# Any english native wants to speak arabic?



## Mohammed-Awaad (Jul 23, 2010)

Hi,
I am interested to meet person who wants to learn Arabic.
I want to improve my English..so it will be great for such experience


----------



## Jynxgirl (Nov 27, 2009)

It would be easier for you to join in to groups doing activities then just finding people who are trying to improve their arabic. I can suggest joining duplay in hobbies you might want to do as mostly expats are involved and will give you the opportunity to speak english.


----------



## Mohammed-Awaad (Jul 23, 2010)

great
thanks for advise


----------



## climber1984 (Aug 24, 2011)

Mohammed-Awaad said:


> Hi,
> I am interested to meet person who wants to learn Arabic.
> I want to improve my English..so it will be great for such experience


Hi Mohammed,

l would be delighted to learn Arabic and, if possible, help you with your English.

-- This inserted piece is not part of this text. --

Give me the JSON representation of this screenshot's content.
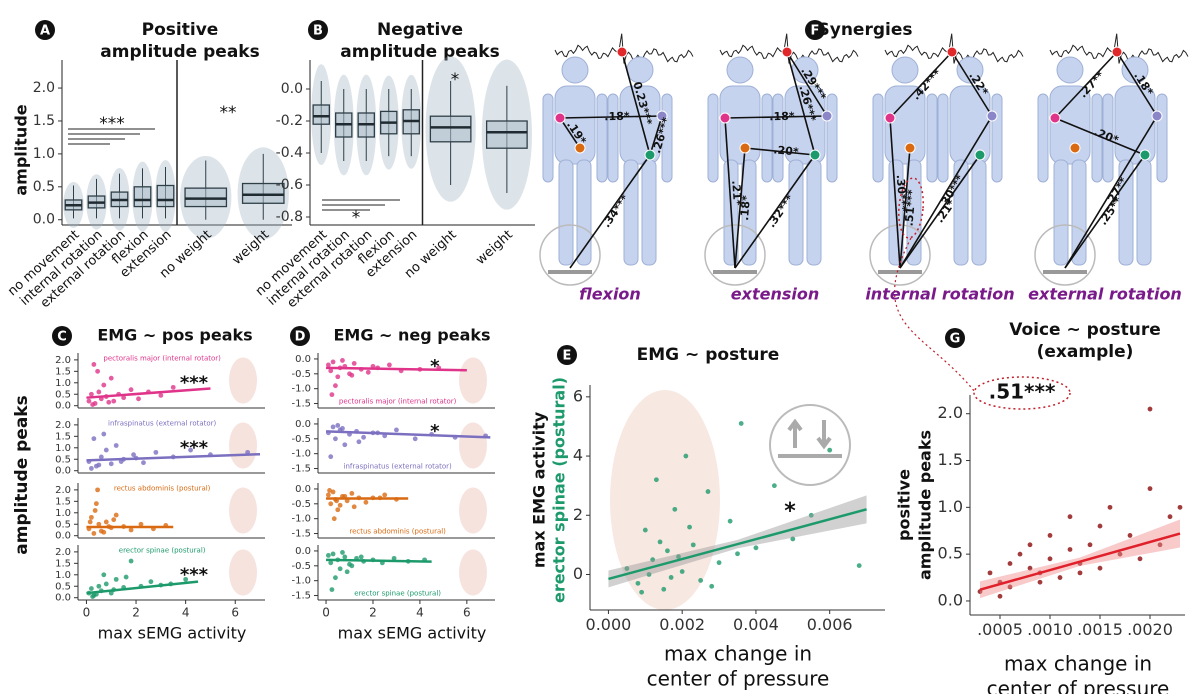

l am in Al Ain but can travel. lf possible could you pm me with details?

Many thanks..


----------



## Ben_130 (Jan 24, 2011)

I too am very keen to learn Arabic once I arrive in Abu Dhabi. Just waiting to get a start date for the new job. Hope to be out January/February.


----------



## climber1984 (Aug 24, 2011)

Good luck. Keep in touch. lf l find anything l will let you know.


----------



## Haythamg (Dec 14, 2011)

Hi,
I am also in Al Ain and would have no problem in teaching spoken Arabic. I grew up in Pittsburgh Pa. so have an American accent. I am an ELT.

Sent from my iPhone using ExpatForum


----------



## GPyao (Jan 29, 2012)

Hi,
I am Malaysian! I speak English, Chinese, Malay!
Interested to learn Arabic here!
We should meet!


----------